Aptly titled, this is the kind of thing you put on as the afternoon wears its way into the evening. On my fourth listen through, I still find myself staring out the window while the clouds change and the birds flirt, ignoring the emails from my editor and thousands of assignments I should be starting. But I’m getting ahead of myself. This is electronic music, mostly instrumental, always warm. Often there is reverb, clicks, bubbling, incomprehensible vocal samples. Sometimes there are stuttering drums, sometimes there are old karate-film samples – because while there is no rapping here, you can feel hip-hop’s influence throughout. We get very dancey, but very introspective too.

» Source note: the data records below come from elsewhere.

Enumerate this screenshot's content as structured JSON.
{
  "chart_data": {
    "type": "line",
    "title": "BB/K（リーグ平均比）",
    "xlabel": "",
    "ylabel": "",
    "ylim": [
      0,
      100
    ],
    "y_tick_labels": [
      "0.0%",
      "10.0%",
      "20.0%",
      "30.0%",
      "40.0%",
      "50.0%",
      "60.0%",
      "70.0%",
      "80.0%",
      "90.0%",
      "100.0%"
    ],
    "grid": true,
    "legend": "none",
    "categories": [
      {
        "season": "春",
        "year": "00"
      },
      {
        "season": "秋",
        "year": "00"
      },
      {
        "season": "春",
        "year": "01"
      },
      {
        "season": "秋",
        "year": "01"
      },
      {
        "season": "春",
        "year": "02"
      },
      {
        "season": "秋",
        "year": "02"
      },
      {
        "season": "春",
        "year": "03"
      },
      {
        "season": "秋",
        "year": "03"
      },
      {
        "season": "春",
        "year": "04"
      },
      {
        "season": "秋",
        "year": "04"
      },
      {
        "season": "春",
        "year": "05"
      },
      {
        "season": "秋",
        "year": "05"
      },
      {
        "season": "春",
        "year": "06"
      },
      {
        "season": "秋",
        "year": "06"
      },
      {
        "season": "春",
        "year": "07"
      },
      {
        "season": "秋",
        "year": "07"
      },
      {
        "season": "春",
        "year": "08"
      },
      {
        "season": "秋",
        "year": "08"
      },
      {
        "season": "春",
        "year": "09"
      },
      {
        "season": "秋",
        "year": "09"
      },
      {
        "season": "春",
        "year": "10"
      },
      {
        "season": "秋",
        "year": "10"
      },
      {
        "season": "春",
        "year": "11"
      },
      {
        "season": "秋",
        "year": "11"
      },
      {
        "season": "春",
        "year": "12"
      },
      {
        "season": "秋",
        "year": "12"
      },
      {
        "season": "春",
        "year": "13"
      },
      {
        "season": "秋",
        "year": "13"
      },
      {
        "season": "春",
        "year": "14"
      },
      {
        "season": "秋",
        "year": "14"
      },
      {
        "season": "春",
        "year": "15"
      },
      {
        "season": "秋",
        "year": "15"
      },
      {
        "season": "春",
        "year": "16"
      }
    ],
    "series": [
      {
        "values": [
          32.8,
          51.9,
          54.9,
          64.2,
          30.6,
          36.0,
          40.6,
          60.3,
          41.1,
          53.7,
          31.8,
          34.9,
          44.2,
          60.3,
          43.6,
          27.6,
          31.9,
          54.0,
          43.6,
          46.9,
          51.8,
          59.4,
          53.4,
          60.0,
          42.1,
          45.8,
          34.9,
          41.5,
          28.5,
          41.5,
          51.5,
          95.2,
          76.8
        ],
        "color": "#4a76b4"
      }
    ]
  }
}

KCB’s sound is consistent enough for them to feel like a musical collective, rather than just a geographic/social one, even if, as member Skymning says, they are all in “the same age bracket in the same country”. While spanning genres of electronic music, there is a certain feel maintained here, one that makes this a hard tape to put on for a single song and then turn off. Of course, there are highlights here – particularly Career Girls’ ‘#00FFFF’ (a colour code for light aqua) and Race Banyon/Eskimo Eyes’ ‘The Way That I Do’ – but this is cohesive enough to be listened to as a whole, not just mined for keepers.